Ask yourself: What procedures do you have in place that rarely get done? Should you reconsider if they are even necessary?
4- “If the executive lets the flow of events determine what he does, what he works on, and what he takes seriously, he will fritter himself away 'operating.'”
The most successful people don’t just show up to work and answer phones calls and put out fires. They are focused on their battle plan every day. They don’t let people just barge into their office and dump their problems on them. A successful day starts off with deciding you’re going to play on the offensive, not defensive.
Are you controling schedule? Or are you spending your time putting out fires?
5- “Knowledge has to be improved, challenged, and increased constantly, or it vanishes."
Unless you are constantly building on and improving your knowledge in a certain field, you are losing it. If you thought you could learn the furniture industry in business school and then never revisit that knowledge, you might as well have not learned it in the first place.
In what areas have you stopped regularly building on your knowledge? What can you do to re-kindle your learning?
6- “The three most charismatic leaders in this century inflicted more suffering on the human race than almost any trio in history: Hitler, Stalin, and Mao. What matters is not the leader's charisma. What matters is the leader's mission."

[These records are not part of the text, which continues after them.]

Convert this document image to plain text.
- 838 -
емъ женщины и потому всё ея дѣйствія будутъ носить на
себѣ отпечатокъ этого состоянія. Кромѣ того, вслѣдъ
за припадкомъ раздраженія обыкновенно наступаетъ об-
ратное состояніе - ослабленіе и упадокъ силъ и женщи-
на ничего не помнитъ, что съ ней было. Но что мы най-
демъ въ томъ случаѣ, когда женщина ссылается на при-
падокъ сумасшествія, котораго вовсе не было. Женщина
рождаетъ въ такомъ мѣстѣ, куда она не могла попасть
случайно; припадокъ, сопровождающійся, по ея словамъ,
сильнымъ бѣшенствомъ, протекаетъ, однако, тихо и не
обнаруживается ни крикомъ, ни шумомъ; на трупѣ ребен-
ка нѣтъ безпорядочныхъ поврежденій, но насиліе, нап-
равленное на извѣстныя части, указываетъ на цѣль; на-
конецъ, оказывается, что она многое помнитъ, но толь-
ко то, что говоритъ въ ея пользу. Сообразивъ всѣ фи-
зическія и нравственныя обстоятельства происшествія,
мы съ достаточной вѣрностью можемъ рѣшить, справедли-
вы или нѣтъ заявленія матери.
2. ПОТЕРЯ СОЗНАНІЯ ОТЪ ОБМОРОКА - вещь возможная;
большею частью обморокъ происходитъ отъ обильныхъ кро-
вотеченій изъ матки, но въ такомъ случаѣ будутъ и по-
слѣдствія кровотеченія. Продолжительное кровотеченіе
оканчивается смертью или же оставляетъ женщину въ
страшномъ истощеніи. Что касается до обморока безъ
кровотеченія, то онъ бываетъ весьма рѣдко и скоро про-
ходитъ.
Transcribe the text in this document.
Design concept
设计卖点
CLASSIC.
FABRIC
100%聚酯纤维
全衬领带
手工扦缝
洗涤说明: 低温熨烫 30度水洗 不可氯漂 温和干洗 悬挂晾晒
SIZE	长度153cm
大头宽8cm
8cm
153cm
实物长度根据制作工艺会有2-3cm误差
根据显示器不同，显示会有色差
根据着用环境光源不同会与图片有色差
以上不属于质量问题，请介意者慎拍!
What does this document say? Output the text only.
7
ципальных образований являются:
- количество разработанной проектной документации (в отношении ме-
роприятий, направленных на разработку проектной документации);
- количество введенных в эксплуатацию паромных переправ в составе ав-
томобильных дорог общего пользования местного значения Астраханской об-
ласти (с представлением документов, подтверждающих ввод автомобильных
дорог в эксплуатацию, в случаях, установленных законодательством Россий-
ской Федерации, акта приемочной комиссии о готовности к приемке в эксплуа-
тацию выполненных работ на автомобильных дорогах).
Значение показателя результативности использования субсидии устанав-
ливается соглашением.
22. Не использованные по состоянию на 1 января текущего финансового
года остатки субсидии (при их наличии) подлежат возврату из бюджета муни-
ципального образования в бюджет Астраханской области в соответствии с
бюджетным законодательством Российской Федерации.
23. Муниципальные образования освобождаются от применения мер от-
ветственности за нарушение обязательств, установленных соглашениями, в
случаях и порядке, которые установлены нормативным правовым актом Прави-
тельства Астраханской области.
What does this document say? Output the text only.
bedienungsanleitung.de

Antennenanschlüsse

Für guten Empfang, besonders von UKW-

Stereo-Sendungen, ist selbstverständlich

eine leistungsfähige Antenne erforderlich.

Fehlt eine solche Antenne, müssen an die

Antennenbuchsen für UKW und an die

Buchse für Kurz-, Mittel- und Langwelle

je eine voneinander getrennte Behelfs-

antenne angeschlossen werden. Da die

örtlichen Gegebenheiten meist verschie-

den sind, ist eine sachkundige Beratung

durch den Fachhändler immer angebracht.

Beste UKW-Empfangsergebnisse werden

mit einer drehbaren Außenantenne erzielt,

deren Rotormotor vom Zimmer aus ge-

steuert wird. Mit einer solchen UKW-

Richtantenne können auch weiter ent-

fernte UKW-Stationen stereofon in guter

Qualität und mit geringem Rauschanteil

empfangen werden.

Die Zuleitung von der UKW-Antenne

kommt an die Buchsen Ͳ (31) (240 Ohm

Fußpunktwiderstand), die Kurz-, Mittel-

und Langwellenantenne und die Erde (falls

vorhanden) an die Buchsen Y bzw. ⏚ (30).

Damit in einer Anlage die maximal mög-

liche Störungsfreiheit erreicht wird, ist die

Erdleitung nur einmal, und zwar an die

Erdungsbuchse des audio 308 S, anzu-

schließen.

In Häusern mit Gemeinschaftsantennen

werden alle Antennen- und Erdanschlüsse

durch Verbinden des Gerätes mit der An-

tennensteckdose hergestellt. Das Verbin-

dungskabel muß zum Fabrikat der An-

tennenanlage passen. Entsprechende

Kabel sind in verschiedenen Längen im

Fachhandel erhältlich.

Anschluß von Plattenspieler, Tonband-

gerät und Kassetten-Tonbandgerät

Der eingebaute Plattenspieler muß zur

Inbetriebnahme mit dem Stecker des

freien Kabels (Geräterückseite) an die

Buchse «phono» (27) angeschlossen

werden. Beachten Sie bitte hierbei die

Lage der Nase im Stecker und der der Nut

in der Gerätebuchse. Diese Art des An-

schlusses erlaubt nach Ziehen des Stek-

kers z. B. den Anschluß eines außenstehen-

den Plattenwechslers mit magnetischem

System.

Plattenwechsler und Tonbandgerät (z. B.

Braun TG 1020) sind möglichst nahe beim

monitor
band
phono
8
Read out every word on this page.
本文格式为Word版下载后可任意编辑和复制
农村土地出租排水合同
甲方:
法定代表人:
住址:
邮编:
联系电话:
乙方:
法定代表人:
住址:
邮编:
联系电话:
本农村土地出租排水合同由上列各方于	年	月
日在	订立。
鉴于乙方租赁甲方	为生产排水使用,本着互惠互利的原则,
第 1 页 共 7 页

There is no “best kind" of leader. There are social ones like Mark Cuban and quiet ones like Tony Hsieh. Both have taken their organizations to unimaginable success.
What makes someone a leader is not how enthusiastic they are at the podium. What makes someone a leader is what their vision is—and how well they lead others toward it.
How clear is your mission? Does everyone in the company believe in your mission?
7- “It takes far more energy to improve from incompetence to mediocrity than it takes to improve from first-rate performance to excellence.”
It’s easier to go from good to great than from bad to good. Focus on growing talents into strengths instead of trying to be everything to everyone.
A person or company who is good at a lot of things is replaceable. A person or company who excels in something is indispensable.
Ask yourself: What are your core competencies? What can you do to turn those competencies into super-powers?
What did you think?
Which Drucker quote spoke to you most? Which one do you disagree with?